I want to attach an iPad to a light stand and I need a sandbag to make sure the stand doesn’t get knocked over. I have sand bags for my c stands but they seem too big and the legs of the light stand are not going to work with my current sand bags. What type of sand bag do you use with a light stand? It looks something like this 
https://www.adorama.com/hlasti202.html

Thanks.


----------



## neuroanatomist (Jul 16, 2018)

I use the Manfrotto 10-lb weights on my small light stands.

https://www.adorama.com/bg3096.html


----------



## kat.hayes (Jul 16, 2018)

Thanks for the link. I'm not clear how that works though. How does it work?

Thanks.


----------



## neuroanatomist (Jul 16, 2018)

It's a weight with a clamp attached, you just clamp it to one of the legs of the stand, orcto tge upright part just above the leg attachment.


----------



## wjauch (Jul 16, 2018)

I got "sandbags" from the sports section of Walmart. They are actually made to be velcro attached around wrist or ankle while exercising "Gold's Gym 20-Pound Pair, Adjustable Ankle Weights". Use the velcro to attach to one of your stands legs above where the cross piece attaches


----------



## pwp (Jul 16, 2018)

I saw a cool left-field idea using gym weights which you will find in varying weights in most people's garage or basement  so I bought some little clamps on eBay and now have a handy, variable sandbag solution.
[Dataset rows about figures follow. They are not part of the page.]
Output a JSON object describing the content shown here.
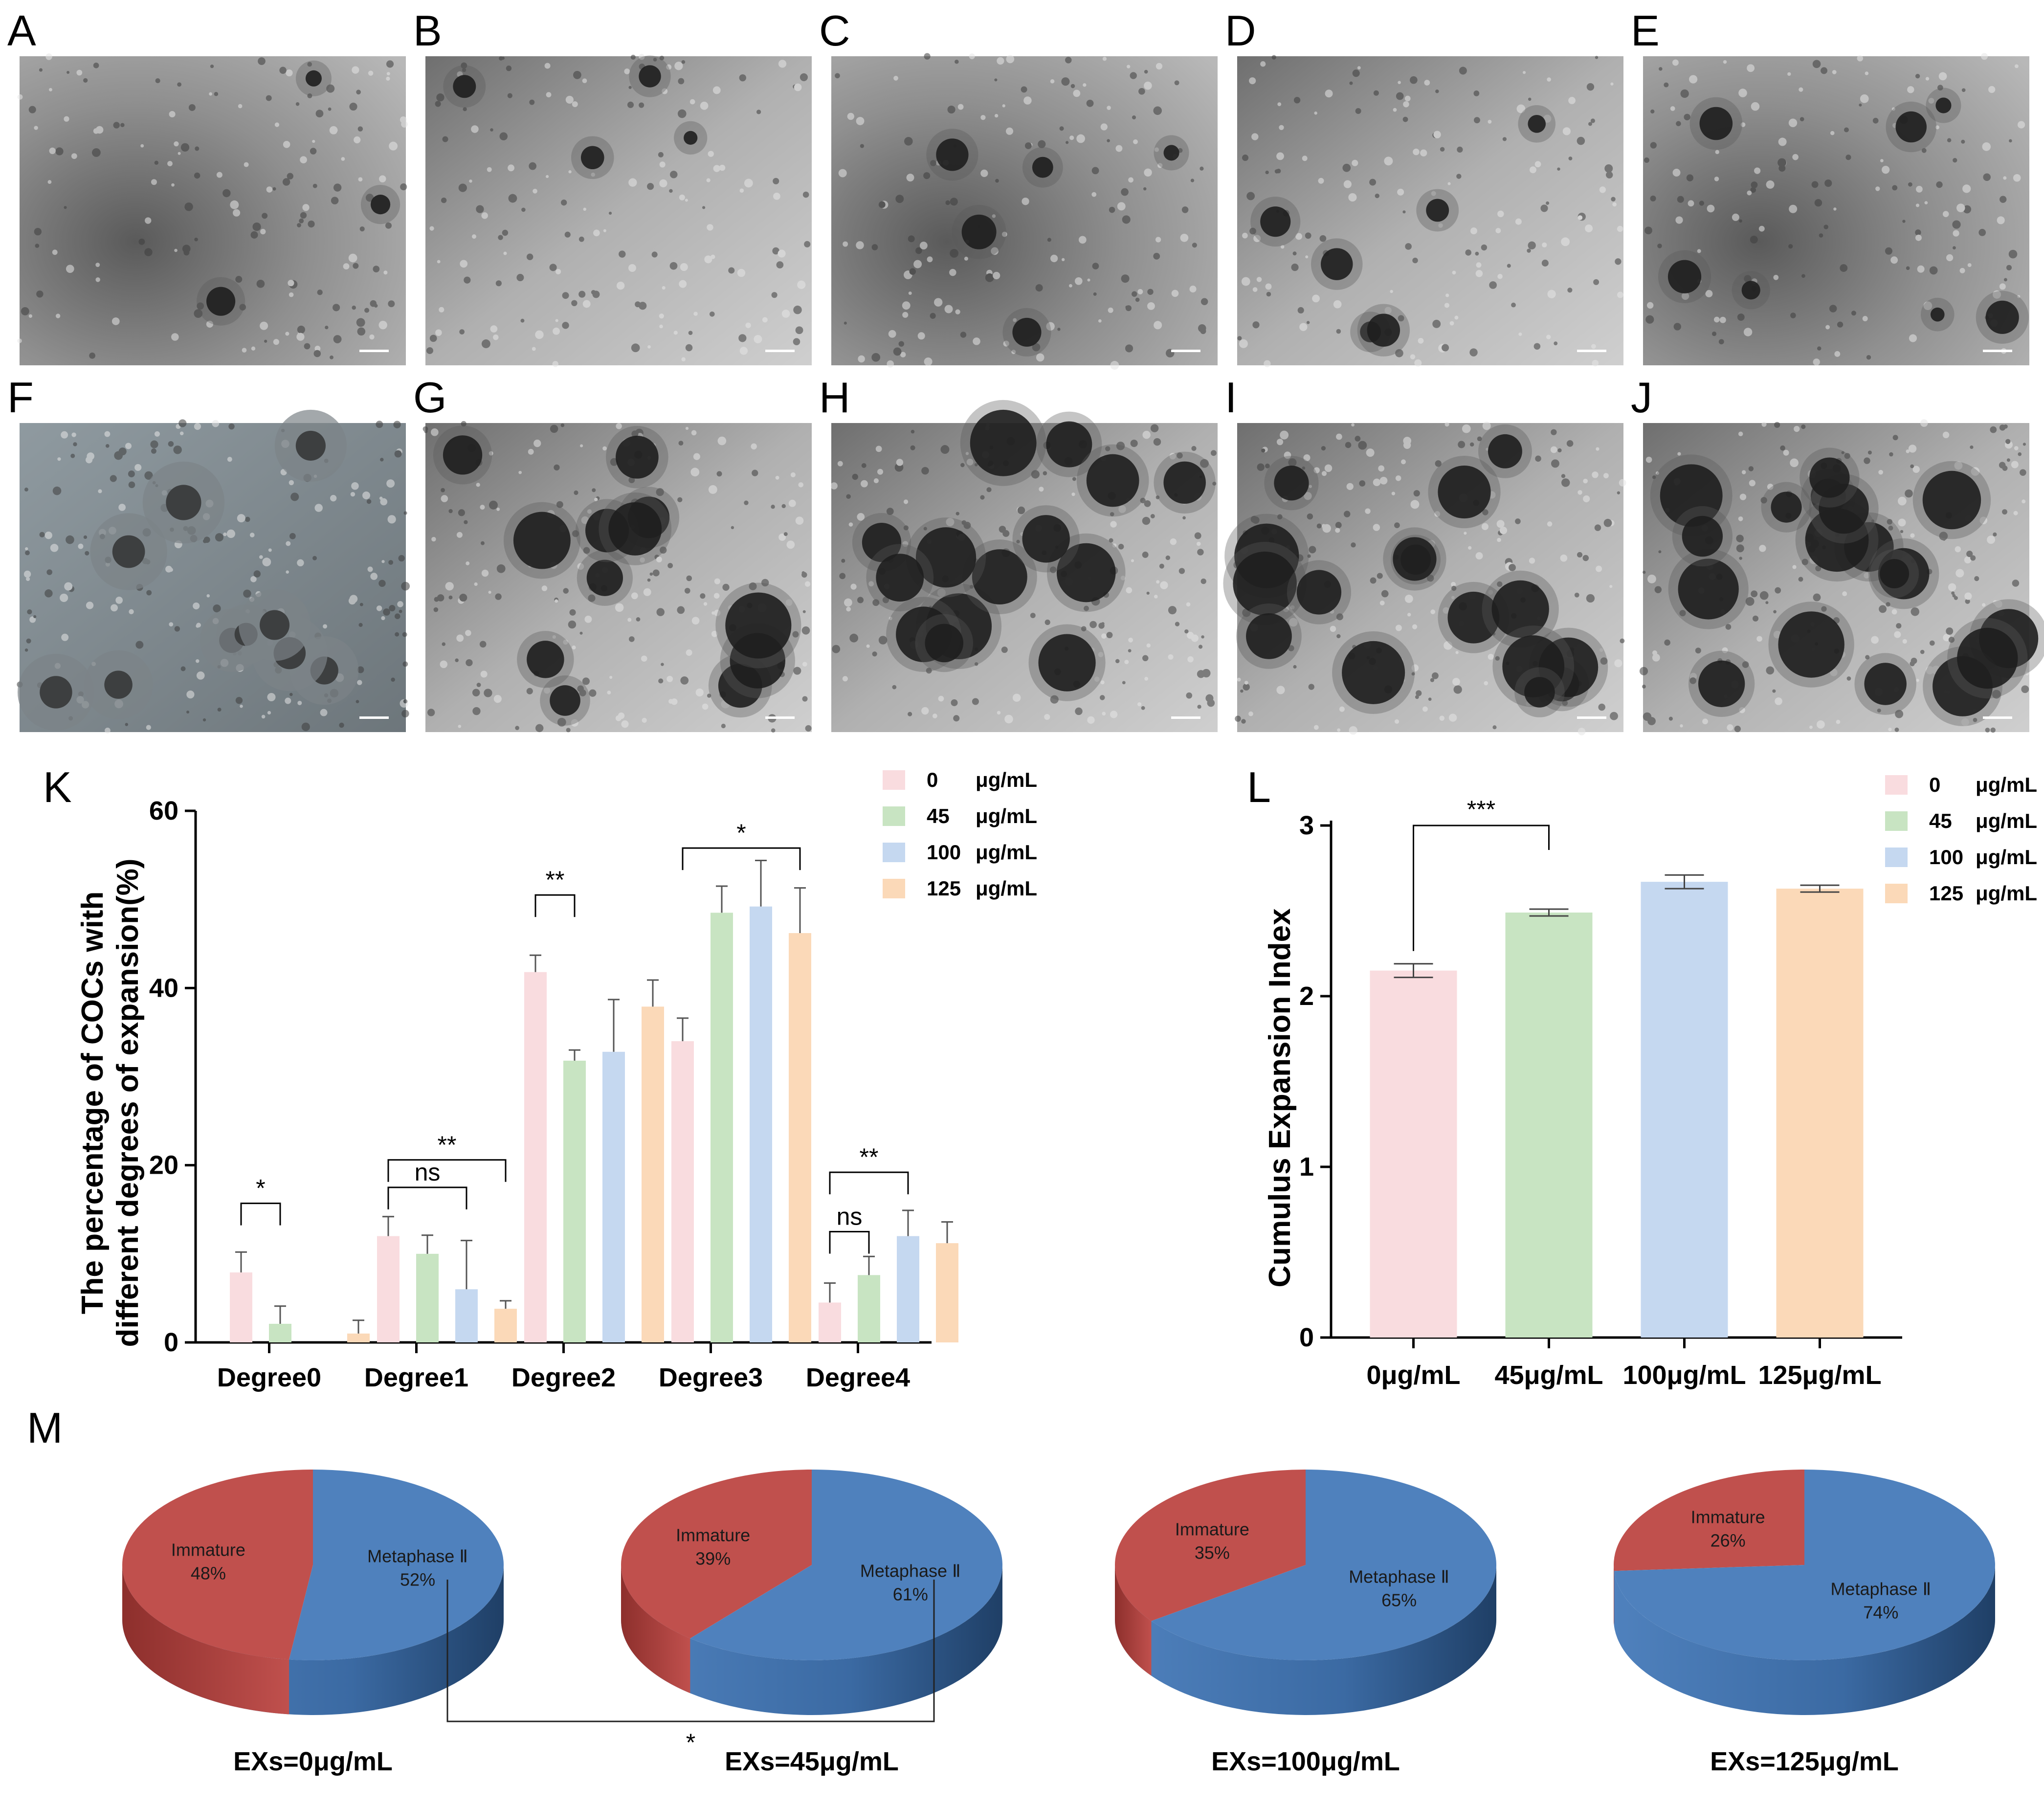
{
  "panel_labels": [
    "A",
    "B",
    "C",
    "D",
    "E",
    "F",
    "G",
    "H",
    "I",
    "J",
    "K",
    "L",
    "M"
  ],
  "colors": {
    "c0": "#f9dcdf",
    "c45": "#c8e4c2",
    "c100": "#c5d8f0",
    "c125": "#fbd9b8",
    "pie_red": "#c0504d",
    "pie_red_side": "#9b3a37",
    "pie_blue": "#4f81bd",
    "pie_blue_side": "#2f5b8c"
  },
  "micrographs": {
    "top_row": [
      "A",
      "B",
      "C",
      "D",
      "E"
    ],
    "bottom_row": [
      "F",
      "G",
      "H",
      "I",
      "J"
    ]
  },
  "chart_data": [
    {
      "panel": "K",
      "type": "bar",
      "ylabel": [
        "The percentage of COCs with",
        "different degrees of expansion(%)"
      ],
      "ylim": [
        0,
        60
      ],
      "yticks": [
        "0",
        "20",
        "40",
        "60"
      ],
      "categories": [
        "Degree0",
        "Degree1",
        "Degree2",
        "Degree3",
        "Degree4"
      ],
      "legend_position": "top-right",
      "legend": [
        {
          "value": "0",
          "unit": "μg/mL",
          "color": "#f9dcdf"
        },
        {
          "value": "45",
          "unit": "μg/mL",
          "color": "#c8e4c2"
        },
        {
          "value": "100",
          "unit": "μg/mL",
          "color": "#c5d8f0"
        },
        {
          "value": "125",
          "unit": "μg/mL",
          "color": "#fbd9b8"
        }
      ],
      "series": [
        {
          "values": [
            7.9,
            12.0,
            41.8,
            34.0,
            4.5
          ],
          "errors": [
            2.3,
            2.2,
            1.9,
            2.6,
            2.2
          ],
          "color": "#f9dcdf"
        },
        {
          "values": [
            2.1,
            10.0,
            31.8,
            48.5,
            7.6
          ],
          "errors": [
            2.0,
            2.1,
            1.2,
            3.0,
            2.1
          ],
          "color": "#c8e4c2"
        },
        {
          "values": [
            0.0,
            6.0,
            32.8,
            49.2,
            12.0
          ],
          "errors": [
            0.0,
            5.5,
            5.9,
            5.2,
            2.9
          ],
          "color": "#c5d8f0"
        },
        {
          "values": [
            1.0,
            3.8,
            37.9,
            46.2,
            11.2
          ],
          "errors": [
            1.5,
            0.9,
            3.0,
            5.1,
            2.4
          ],
          "color": "#fbd9b8"
        }
      ],
      "significance": [
        {
          "label": "*",
          "category": 0,
          "from": 0,
          "to": 1,
          "height": 15.7
        },
        {
          "label": "ns",
          "category": 1,
          "from": 0,
          "to": 2,
          "height": 17.5
        },
        {
          "label": "**",
          "category": 1,
          "from": 0,
          "to": 3,
          "height": 20.6
        },
        {
          "label": "**",
          "category": 2,
          "from": 0,
          "to": 1,
          "height": 50.5
        },
        {
          "label": "*",
          "category": 3,
          "from": 0,
          "to": 3,
          "height": 55.8
        },
        {
          "label": "ns",
          "category": 4,
          "from": 0,
          "to": 1,
          "height": 12.5
        },
        {
          "label": "**",
          "category": 4,
          "from": 0,
          "to": 2,
          "height": 19.2
        }
      ]
    },
    {
      "panel": "L",
      "type": "bar",
      "ylabel": "Cumulus Expansion Index",
      "ylim": [
        0,
        3
      ],
      "yticks": [
        "0",
        "1",
        "2",
        "3"
      ],
      "categories": [
        "0μg/mL",
        "45μg/mL",
        "100μg/mL",
        "125μg/mL"
      ],
      "values": [
        2.15,
        2.49,
        2.67,
        2.63
      ],
      "errors": [
        0.04,
        0.02,
        0.04,
        0.02
      ],
      "colors": [
        "#f9dcdf",
        "#c8e4c2",
        "#c5d8f0",
        "#fbd9b8"
      ],
      "legend_position": "top-right",
      "legend": [
        {
          "value": "0",
          "unit": "μg/mL",
          "color": "#f9dcdf"
        },
        {
          "value": "45",
          "unit": "μg/mL",
          "color": "#c8e4c2"
        },
        {
          "value": "100",
          "unit": "μg/mL",
          "color": "#c5d8f0"
        },
        {
          "value": "125",
          "unit": "μg/mL",
          "color": "#fbd9b8"
        }
      ],
      "significance": [
        {
          "label": "***",
          "from": 0,
          "to": 1,
          "height": 3.0
        }
      ]
    },
    {
      "panel": "M",
      "type": "pie",
      "pies": [
        {
          "title": "EXs=0μg/mL",
          "slices": [
            {
              "label": "Immature",
              "pct": "48%",
              "value": 48
            },
            {
              "label": "Metaphase Ⅱ",
              "pct": "52%",
              "value": 52
            }
          ]
        },
        {
          "title": "EXs=45μg/mL",
          "slices": [
            {
              "label": "Immature",
              "pct": "39%",
              "value": 39
            },
            {
              "label": "Metaphase Ⅱ",
              "pct": "61%",
              "value": 61
            }
          ]
        },
        {
          "title": "EXs=100μg/mL",
          "slices": [
            {
              "label": "Immature",
              "pct": "35%",
              "value": 35
            },
            {
              "label": "Metaphase Ⅱ",
              "pct": "65%",
              "value": 65
            }
          ]
        },
        {
          "title": "EXs=125μg/mL",
          "slices": [
            {
              "label": "Immature",
              "pct": "26%",
              "value": 26
            },
            {
              "label": "Metaphase Ⅱ",
              "pct": "74%",
              "value": 74
            }
          ]
        }
      ],
      "significance": [
        {
          "label": "*",
          "from": 0,
          "to": 1
        }
      ]
    }
  ]
}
https://www.joeedelman.com/windproof-light-stands-with-a-standdaddy/

You don't have to do it exactly as in the video, invent your own setup using this as inspiration.

Clips? Use this search term on eBay: _Magic Friction Arm Super Crab Clamp Articulating Pliers Clip_ and choose a size that will suit your light-stands. 

I've made emergency "sandbags" on location using a supermarket shopping bag either filled with waterbottles, rocks or whatever is immediately available. I've also clamped my camera bag to the centre column of the lightstand. So many solutions, limited only by imagination.

-pw


----------



## kat.hayes (Jul 18, 2018)

Thanks for the replies.

Do you think 10lbs will be enough to put on the light stand to make sure the stand with iPad doesnt get tipped over? OR should I conside r15lbs?

Thanks.


----------



## Don Haines (Jul 18, 2018)

I have used a camping water bladder as stand weights. The one I use is 4 Litres, so that’s about 4kilos (9 pounds) weight when full. If you partially fill it, you can adjust the weight. The best thing about it is at the end of the day, just pour out the water and your load back to the car is a lot lighter.....

https://www.mec.ca/en/product/5052-358/Dromedary-Bag-V2


----------



## pwp (Jul 18, 2018)

kat.hayes said:


> Do you think 10lbs will be enough to put on the light stand to make sure the stand with iPad doesnt get tipped over? OR should I consider 15lbs?


You're going to have to figure that one out for yourself. It depends on what conditions you're exposing it to. If you're outdoors on uneven ground with high, gusty wind and lots of 5 year olds with their dogs, it's going to be a different risk level to working in the studio with an assistant photographing a toaster. Trust and apply your common sense and knowingness.

-pw


----------